Security breaches exposing consumers’ personal information are becoming larger and increasingly frequent in New York, costing businesses more than $1.37 billion last year, the state attorney general’s office said.
Data breaches in the state more than tripled from 2006 to 2013, resulting in the exposure of 22.8 million personal records, according to a report released today by New York Attorney General Eric Schneiderman. Almost 5,000 breaches were reported to the office by businesses, nonprofits and government entities during that time, with hacking attacks causing the worst damage.
“Our expansive look at data breaches found that millions of New Yorkers have been exposed without their knowledge or consent,” Schneiderman said in a statement. The office will take a “collaborative approach to address the complex problems surrounding data security,” he said.
Target Corp., the Minneapolis-based retailer, was the victim of a breach last year that allowed hackers to gain access to payment data for 40 million of its customers’ debit and credit cards. LivingSocial Inc., the daily coupon website based in Washington, said last year that more than 50 million customers may have been affected by a cyber-attack.
The cost to businesses in New York was based on research estimating the price of each personal record compromised at $188, according to the attorney general’s report.

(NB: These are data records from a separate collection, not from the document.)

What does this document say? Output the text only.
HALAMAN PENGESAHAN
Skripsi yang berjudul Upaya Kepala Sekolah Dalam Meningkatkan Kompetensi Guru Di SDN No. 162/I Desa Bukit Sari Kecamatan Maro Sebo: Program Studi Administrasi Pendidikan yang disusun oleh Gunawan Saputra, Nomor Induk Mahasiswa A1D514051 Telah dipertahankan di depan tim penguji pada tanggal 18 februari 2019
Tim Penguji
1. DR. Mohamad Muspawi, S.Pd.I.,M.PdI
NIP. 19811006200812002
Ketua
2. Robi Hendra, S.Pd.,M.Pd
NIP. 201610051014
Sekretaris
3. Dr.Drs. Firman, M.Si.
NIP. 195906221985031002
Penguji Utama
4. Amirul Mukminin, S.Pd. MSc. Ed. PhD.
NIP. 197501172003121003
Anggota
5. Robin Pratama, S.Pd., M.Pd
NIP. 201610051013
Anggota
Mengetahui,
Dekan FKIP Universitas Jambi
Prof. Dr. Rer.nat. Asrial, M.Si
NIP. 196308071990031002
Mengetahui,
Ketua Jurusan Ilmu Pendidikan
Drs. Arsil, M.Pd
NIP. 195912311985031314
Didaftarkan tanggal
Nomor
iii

“Mega breaches” such as the Target attack are becoming increasingly common and are generally caused by hackers, Schneiderman’s office said. Hacking accounted for more than 40 percent of security breaches, according to the office. Data can also be compromised by accidental exposure and theft by employees within a company.
The U.S. has also accused China of stealing information from American companies that would be useful to competitors, indicting five Chinese military hackers in May. China has denied wrongdoing and suspended participation in a cybersecurity working group with the U.S. in response.
Schneiderman said that “engaging industry stakeholders and security experts, as well as lawmakers” could help provide tools for better protecting data.
Breaches at Target and other retailers helped renew a call this year for a federal law requiring notification of consumers when personal data is compromised. Legislative proposals have failed to advance as lawmakers struggle to “decide what they want to achieve” with the measure, said Mallory Duncan, general counsel for the National Retail Federation.
“Sometimes they’re trying to lock up information that’s not sensitive,” Duncan said. “Some bills out there talk about sensitive financial information, but also throw in things like your name, your address and your shoe size.”
Lawmakers are still weighing issues such as how tightly drawn the notification requirements should be, whether new payment technologies should be mandated, whether private lawsuits should be allowed under the law, and whether it should pre-empt existing state laws, said Jay Johnson, a lawyer at Jones Day who specializes in data security.
Protection of data and requirements for notifying people affected by a breach are now governed by a “patchwork of industry-specific federal laws and generally applicable state laws,” Johnson said.
Most states have laws requiring businesses to notify individuals whose data is compromised, although the obligations vary, Johnson said.
Schneiderman’s office has been collecting information about breaches since December 2005, after New York’s law governing notification went into effect.
Ted Kobus, a privacy and data security lawyer at BakerHostetler, said some policy makers are “trying to head in a direction where we have some sort of standard” for data protection.
“The problem is that standards change every day,” he said.